Ces programmes reposent sur le développement exponentiel du nombre des décisions de justice numérisées. Plus la masse des informations collectées est importante, plus les résultats et statistiques obtenus seront fiables et ils disposent déjà de plusieurs millions de références.
Les atouts
Des traitements macro-statistiques de plus en plus fins sont rendus possibles par des algorithmes de plus en plus efficaces. Les résultats obtenus en des temps records sont transposés en graphiques et taux de pourcentage à même d’éclairer les professionnels du droit sur la meilleure stratégie à adopter face à telle ou telle situation. Des chances de succès faibles invitent à préférer au contentieux une méthode alternative de règlement (conciliation, médiation, transaction, etc.) et inversement. Mais d’autres variables sont également pertinentes (durée du procès, montant des indemnités, pertinence des arguments, etc.).
Du point de vue des justiciables, l’intérêt principal de ces logiciels est de réduire l’insécurité juridique, soit la part d’incertitude inhérente à toute procédure judiciaire, en leur procurant des informations pertinentes sur des cas similaires qui ont déjà été tranchés.
Du point de vue des professionnels du droit, les logiciels de dernière génération sont supposés procurer un gain de productivité et donc de compétitivité. Ils facilitent leur travail sur des tâches de recherche documentaire, ce qui leur permet d’investir davantage de temps sur l’argumentation juridique et sur la stratégie judiciaire.
Opportunité ? cauchemar ? ou grande illusion ?

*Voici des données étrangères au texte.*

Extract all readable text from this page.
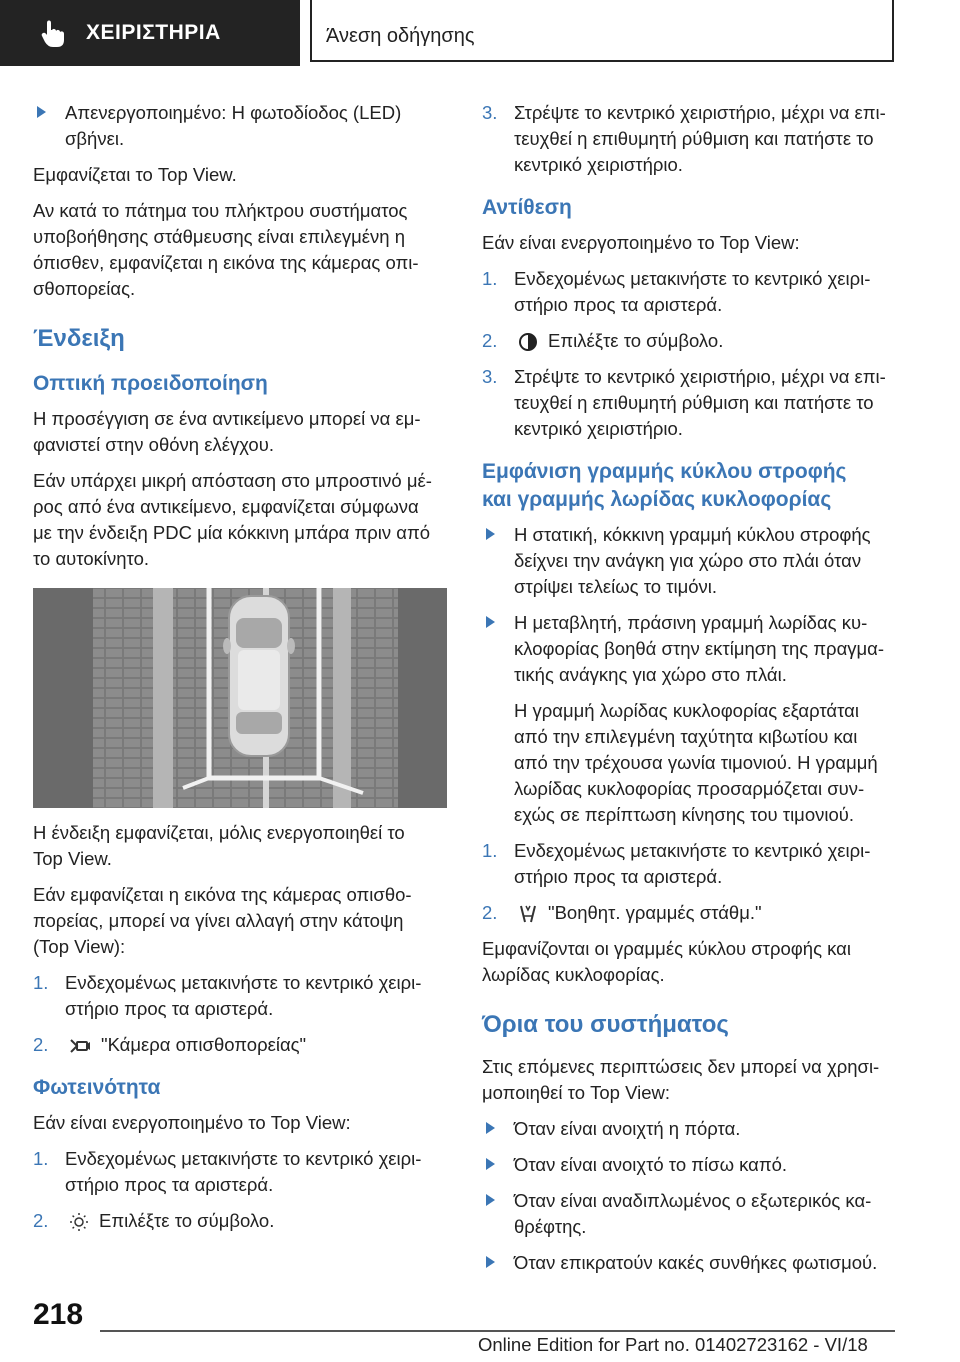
ΧΕΙΡΙΣΤΗΡΙΑ	Άνεση οδήγησης
Απενεργοποιημένο: Η φωτοδίοδος (LED)
σβήνει.
Εμφανίζεται το Top View.
Αν κατά το πάτημα του πλήκτρου συστήματος
υποβοήθησης στάθμευσης είναι επιλεγμένη η
όπισθεν, εμφανίζεται η εικόνα της κάμερας οπι‐
σθοπορείας.
Ένδειξη
Οπτική προειδοποίηση
Η προσέγγιση σε ένα αντικείμενο μπορεί να εμ‐
φανιστεί στην οθόνη ελέγχου.
Εάν υπάρχει μικρή απόσταση στο μπροστινό μέ‐
ρος από ένα αντικείμενο, εμφανίζεται σύμφωνα
με την ένδειξη PDC μία κόκκινη μπάρα πριν από
το αυτοκίνητο.
Η ένδειξη εμφανίζεται, μόλις ενεργοποιηθεί το
Top View.
Εάν εμφανίζεται η εικόνα της κάμερας οπισθο‐
πορείας, μπορεί να γίνει αλλαγή στην κάτοψη
(Top View):
1. Ενδεχομένως μετακινήστε το κεντρικό χειρι‐
στήριο προς τα αριστερά.
2.	"Κάμερα οπισθοπορείας"
Φωτεινότητα
Εάν είναι ενεργοποιημένο το Top View:
1. Ενδεχομένως μετακινήστε το κεντρικό χειρι‐
στήριο προς τα αριστερά.
2.	Επιλέξτε το σύμβολο.
3. Στρέψτε το κεντρικό χειριστήριο, μέχρι να επι‐
τευχθεί η επιθυμητή ρύθμιση και πατήστε το
κεντρικό χειριστήριο.
Αντίθεση
Εάν είναι ενεργοποιημένο το Top View:
1. Ενδεχομένως μετακινήστε το κεντρικό χειρι‐
στήριο προς τα αριστερά.
2.	Επιλέξτε το σύμβολο.
3. Στρέψτε το κεντρικό χειριστήριο, μέχρι να επι‐
τευχθεί η επιθυμητή ρύθμιση και πατήστε το
κεντρικό χειριστήριο.
Εμφάνιση γραμμής κύκλου στροφής
και γραμμής λωρίδας κυκλοφορίας
Η στατική, κόκκινη γραμμή κύκλου στροφής
δείχνει την ανάγκη για χώρο στο πλάι όταν
στρίψει τελείως το τιμόνι.
Η μεταβλητή, πράσινη γραμμή λωρίδας κυ‐
κλοφορίας βοηθά στην εκτίμηση της πραγμα‐
τικής ανάγκης για χώρο στο πλάι.
Η γραμμή λωρίδας κυκλοφορίας εξαρτάται
από την επιλεγμένη ταχύτητα κιβωτίου και
από την τρέχουσα γωνία τιμονιού. Η γραμμή
λωρίδας κυκλοφορίας προσαρμόζεται συν‐
εχώς σε περίπτωση κίνησης του τιμονιού.
1. Ενδεχομένως μετακινήστε το κεντρικό χειρι‐
στήριο προς τα αριστερά.
2.	"Βοηθητ. γραμμές στάθμ."
Εμφανίζονται οι γραμμές κύκλου στροφής και
λωρίδας κυκλοφορίας.
Όρια του συστήματος
Στις επόμενες περιπτώσεις δεν μπορεί να χρησι‐
μοποιηθεί το Top View:
Όταν είναι ανοιχτή η πόρτα.
Όταν είναι ανοιχτό το πίσω καπό.
Όταν είναι αναδιπλωμένος ο εξωτερικός κα‐
θρέφτης.
Όταν επικρατούν κακές συνθήκες φωτισμού.
218
Online Edition for Part no. 01402723162 - VI/18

Va-t-on abandonner à la machine le soin de juger l’Homme ? Se verra-t-elle dotée du 3 -ème pouvoir, avec le soin d’appliquer judicieusement des déterminants proprement humains tels la conscience, l’empathie ou encore l’intuition ?
Heureusement, cela n’est pas à l’ordre du jour. Car, quelque soit les qualités et les gains qu’on peut attendre d’un tel dispositif, il est des limites évidentes au système qu’il vaut mieux ne pas franchir car l’ordinateur, à l’instar de l’humain, pourrait atteindre son seuil d’incompétence[2].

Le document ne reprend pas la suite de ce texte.